Adam shrugged, and the two of them fell silent save for the squeak of their wet boots. He imagined—or hallucinated—that he could hear the collective roar of billions of tiny whispering, virtual souls as they approached the interface room. He thought about the server farm nearby with its tall cabinets of computer equipment adorned with blinking lights. Hundreds of busy little mechanical arms clicked back and forth somewhere inside the quantum hard drives, like the arms of miniature gods waving over a dozen digitized worlds, creating and destroying all the time.
The connected few.
Billions of neurons and souls.
So few connected
.
The interface room was packed. Adam had rarely seen it so full during a night shift. Usually they would find a lone professor or technician in the room working late. Adam preferred it like that, preferred it more when he had the place to himself. He worried his facial twitches or some uttered word would give away his romantic trysts. He’d never gleaned anything from Samualson that made Adam think his friend suspected, but still he worried. The two of them often mocked those who jacked in to jack off. It was no secret lots of professors did. Regular porn had nothing on virtual whores who didn’t even know they were virtual, and tenure had been revoked over particularly exotic sprees. Adam justified what he did because he was in love, or thought he was.
“
Damn,” Samualson said, seeing the crowd. “Is there a rally tonight?” He glanced over at the scheduling board where groups signed out clusters of terminals for virtual meetings. One of the bigger groups on campus was the cycling club, a habit more loathsome than jerking off in Adam’s opinion. These people actually simmed bicycle riding. They spent their time on foreign worlds, riding bikes, their brains flooded with endorphins from simulated exhaustion. Adam could always sense when he was interfacing right after a cyclist. The seat would remain warm for hours, the stench of sleep-sweat in the air. It was disgusting. The fact that most of them were grossly overweight didn’t help.
“
There’s two over in that corner,” Samualson said.
Adam flipped his backpack around and dug for his temple patches. He followed his friend through the busy room.
“
What’re you searching after tonight?” Samualson asked.
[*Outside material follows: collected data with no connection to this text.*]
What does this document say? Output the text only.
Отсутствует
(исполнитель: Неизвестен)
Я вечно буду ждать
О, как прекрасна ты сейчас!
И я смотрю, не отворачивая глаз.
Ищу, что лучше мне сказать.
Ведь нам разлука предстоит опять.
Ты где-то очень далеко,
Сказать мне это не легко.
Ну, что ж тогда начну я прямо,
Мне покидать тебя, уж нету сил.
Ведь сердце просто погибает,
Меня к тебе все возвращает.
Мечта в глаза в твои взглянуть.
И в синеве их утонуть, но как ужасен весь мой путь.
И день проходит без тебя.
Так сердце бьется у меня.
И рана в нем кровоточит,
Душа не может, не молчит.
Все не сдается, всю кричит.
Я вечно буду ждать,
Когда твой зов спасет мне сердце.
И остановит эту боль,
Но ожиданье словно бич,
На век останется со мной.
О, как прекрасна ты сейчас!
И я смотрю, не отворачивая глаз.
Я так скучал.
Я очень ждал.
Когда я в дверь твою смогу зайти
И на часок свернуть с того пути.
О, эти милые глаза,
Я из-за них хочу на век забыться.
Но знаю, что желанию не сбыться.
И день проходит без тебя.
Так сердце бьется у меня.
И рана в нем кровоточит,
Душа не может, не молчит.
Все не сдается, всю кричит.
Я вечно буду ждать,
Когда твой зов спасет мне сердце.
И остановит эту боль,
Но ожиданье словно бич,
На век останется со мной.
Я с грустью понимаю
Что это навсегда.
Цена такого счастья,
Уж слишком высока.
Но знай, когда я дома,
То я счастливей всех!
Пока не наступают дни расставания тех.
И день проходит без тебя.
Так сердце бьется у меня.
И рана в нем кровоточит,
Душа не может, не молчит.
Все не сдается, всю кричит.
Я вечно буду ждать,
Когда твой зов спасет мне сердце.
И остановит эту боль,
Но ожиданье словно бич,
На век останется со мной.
He sat down in front of one of the terminals and squeezed gel from a tube and onto his finger. “That elusive Shakespeare?”
Adam laughed. “I’ve given up on finding him.” He plugged his temple patches into a pair of cords dangling from outlets on the wall. “There’ll never be another Bard of Avon.”
“
That children’s series you picked up last year seems to be doing pretty well.” He dabbed gel onto his temples, checking the placement in the small circular mirror mounted on the wall in front of him. Adam did the same; they looked like performers getting ready for a show, an apt illusion.
“
That series is drivel,” Adam said. He smiled at his friend’s reflection. “Don’t get me wrong, the royalties are good, but I’d rather have the hours back I spent memorizing them.”
“
Or the brain cells.”
Both men laughed as they began pressing the interface pads into the dabs of gel. Adam tried to ignore the blue crescents under his eyes as he secured the connection. Sleep had become as virtual, as ephemeral, as his work.
“
So whatcha after, then?” Samualson wouldn’t leave the line of questioning alone. The machines at their feet hummed to life, leaving thick seconds to fill with banter.
“
I’m dabbling in art, actually.” He glanced at Samualson and hoped the shame of the lie would adequately mimic the shame of the truth he was hiding.